Most crime labs and police departments, where you’re most likely to find work, require a bachelor’s degree for forensic science technicians. Some small departments or rural law enforcement agencies may accept a crime scene technician certification or associate’s degree. Natural science, forensic science, biology and chemistry are degrees likely to aid in your job search. If you work for a police department, chances are you’ll also have to pass the police academy training before you can begin work as well. You’ll continue your education on the job for many of the specifics, such as DNA analysis, which can take you from six to 12 months to complete, or learning how to analyze ballistics that can take up to three years to finish.
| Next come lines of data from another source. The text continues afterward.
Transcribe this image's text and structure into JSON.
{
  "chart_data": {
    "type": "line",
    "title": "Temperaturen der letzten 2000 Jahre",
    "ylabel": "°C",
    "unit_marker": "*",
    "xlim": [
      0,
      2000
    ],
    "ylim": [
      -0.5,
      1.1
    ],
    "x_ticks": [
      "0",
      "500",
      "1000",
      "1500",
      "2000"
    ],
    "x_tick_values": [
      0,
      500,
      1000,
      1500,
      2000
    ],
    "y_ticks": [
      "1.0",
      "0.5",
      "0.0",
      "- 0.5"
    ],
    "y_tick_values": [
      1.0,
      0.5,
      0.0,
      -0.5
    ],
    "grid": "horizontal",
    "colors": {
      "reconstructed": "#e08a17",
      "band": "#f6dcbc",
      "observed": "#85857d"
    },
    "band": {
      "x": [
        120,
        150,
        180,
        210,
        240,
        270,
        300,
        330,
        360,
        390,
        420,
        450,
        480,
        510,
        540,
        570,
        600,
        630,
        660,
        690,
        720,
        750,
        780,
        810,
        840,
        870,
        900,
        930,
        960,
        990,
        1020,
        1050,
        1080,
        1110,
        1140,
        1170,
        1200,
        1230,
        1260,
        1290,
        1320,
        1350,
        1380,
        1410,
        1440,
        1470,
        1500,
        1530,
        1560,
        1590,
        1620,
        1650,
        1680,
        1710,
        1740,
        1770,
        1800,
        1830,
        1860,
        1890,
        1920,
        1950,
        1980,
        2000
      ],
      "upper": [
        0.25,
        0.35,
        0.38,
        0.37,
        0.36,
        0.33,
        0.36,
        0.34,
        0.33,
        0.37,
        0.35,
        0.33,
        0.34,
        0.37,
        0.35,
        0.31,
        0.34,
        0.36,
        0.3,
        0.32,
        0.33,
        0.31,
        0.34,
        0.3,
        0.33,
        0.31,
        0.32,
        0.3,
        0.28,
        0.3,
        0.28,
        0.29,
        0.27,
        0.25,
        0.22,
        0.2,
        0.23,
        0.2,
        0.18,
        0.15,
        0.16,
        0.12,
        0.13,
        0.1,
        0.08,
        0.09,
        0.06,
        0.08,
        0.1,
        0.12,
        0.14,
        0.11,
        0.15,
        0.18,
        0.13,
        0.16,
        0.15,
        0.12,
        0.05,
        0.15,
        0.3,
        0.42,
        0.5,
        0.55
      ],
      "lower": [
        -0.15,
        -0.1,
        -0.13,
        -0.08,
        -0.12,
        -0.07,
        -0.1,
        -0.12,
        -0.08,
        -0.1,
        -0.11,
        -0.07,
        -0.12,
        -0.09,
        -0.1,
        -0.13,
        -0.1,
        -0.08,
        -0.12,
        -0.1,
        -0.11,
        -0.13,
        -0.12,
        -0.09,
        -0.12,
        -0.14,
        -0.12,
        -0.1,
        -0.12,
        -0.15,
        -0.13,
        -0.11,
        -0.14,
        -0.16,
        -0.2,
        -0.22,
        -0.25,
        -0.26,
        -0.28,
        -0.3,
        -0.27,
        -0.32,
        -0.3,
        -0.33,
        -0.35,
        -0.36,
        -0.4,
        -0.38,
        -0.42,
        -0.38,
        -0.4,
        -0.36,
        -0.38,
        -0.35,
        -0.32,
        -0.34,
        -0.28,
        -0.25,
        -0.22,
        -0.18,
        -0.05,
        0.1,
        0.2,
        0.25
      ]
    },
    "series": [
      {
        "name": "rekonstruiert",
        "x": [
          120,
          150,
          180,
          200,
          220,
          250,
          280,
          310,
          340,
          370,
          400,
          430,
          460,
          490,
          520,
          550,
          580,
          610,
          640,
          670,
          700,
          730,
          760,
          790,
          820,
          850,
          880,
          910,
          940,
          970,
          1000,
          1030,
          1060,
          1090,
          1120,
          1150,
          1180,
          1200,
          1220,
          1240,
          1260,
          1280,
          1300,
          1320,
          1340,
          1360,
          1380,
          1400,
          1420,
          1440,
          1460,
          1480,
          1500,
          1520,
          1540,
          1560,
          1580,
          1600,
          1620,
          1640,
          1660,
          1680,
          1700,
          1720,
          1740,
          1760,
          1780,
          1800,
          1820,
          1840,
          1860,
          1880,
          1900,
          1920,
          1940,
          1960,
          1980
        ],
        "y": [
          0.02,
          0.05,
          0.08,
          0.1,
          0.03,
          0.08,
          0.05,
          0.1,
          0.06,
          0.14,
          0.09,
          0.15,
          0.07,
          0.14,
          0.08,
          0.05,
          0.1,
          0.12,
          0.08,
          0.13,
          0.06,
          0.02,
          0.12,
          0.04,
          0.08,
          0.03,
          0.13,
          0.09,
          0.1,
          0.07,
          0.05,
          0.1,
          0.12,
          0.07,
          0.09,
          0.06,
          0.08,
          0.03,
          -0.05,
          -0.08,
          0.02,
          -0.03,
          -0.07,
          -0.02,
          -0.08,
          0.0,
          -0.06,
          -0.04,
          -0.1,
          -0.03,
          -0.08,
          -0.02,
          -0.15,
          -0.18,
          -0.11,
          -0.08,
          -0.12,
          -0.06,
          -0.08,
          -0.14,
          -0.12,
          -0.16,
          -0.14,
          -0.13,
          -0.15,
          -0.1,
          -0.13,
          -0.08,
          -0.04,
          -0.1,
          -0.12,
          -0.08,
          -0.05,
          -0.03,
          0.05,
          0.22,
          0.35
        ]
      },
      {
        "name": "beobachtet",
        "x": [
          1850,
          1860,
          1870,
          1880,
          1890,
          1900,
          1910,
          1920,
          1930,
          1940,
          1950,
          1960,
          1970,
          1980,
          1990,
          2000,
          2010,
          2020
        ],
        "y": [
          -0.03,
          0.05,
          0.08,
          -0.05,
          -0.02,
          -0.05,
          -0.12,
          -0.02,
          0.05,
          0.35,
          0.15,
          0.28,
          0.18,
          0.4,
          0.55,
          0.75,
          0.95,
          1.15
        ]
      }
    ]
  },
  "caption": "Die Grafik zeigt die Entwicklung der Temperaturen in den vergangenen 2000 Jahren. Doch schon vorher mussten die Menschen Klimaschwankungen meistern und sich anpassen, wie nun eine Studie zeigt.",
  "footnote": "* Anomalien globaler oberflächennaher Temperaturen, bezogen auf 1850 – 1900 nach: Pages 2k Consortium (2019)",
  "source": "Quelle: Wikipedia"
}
There’s going to be a background check run by any law enforcement agency or laboratory you apply to. Ultimately they want to hire law abiding citizens and don’t usually take those who’ve been dishonorably discharged from the armed services. Even schools that offer crime lab training often check whether you have a criminal history that involved perjury or lying to the police. You need a clean record because you’ll often be called to court to testify as an expert witness to talk about your findings.
Crime scene techs need to be critical thinkers. You need to look at the evidence and piece it together to create a scenario that fits with the evidence. While you may be proficient in analyzing chemical compounds, for example, those skills are not very helpful if you can’t figure out what your findings mean to the overall scope of the investigation. At the scene of the crime, you assess the situation and decide which evidence is crucial to the investigation and which methods you should employ to gather that evidence.
Crime scene analysis ultimately comes down to the details. You have to be extremely detail-oriented to successfully serve as a crime scene tech. A murder case may rest on gathering a single strand of hair, a latent fingerprint or an errant blood drop. You miss those details and a killer could go free. You can’t be easily distracted because there’s often a lot going on at a crime scene. There are police and detectives pushing you for answers, spectators leaning in to get a better view and emotional victims being held nearby. You cannot, no matter the circumstances, afford to make a mistake, so not only do you have to pay attention to detail, you have to do it under stressful conditions too.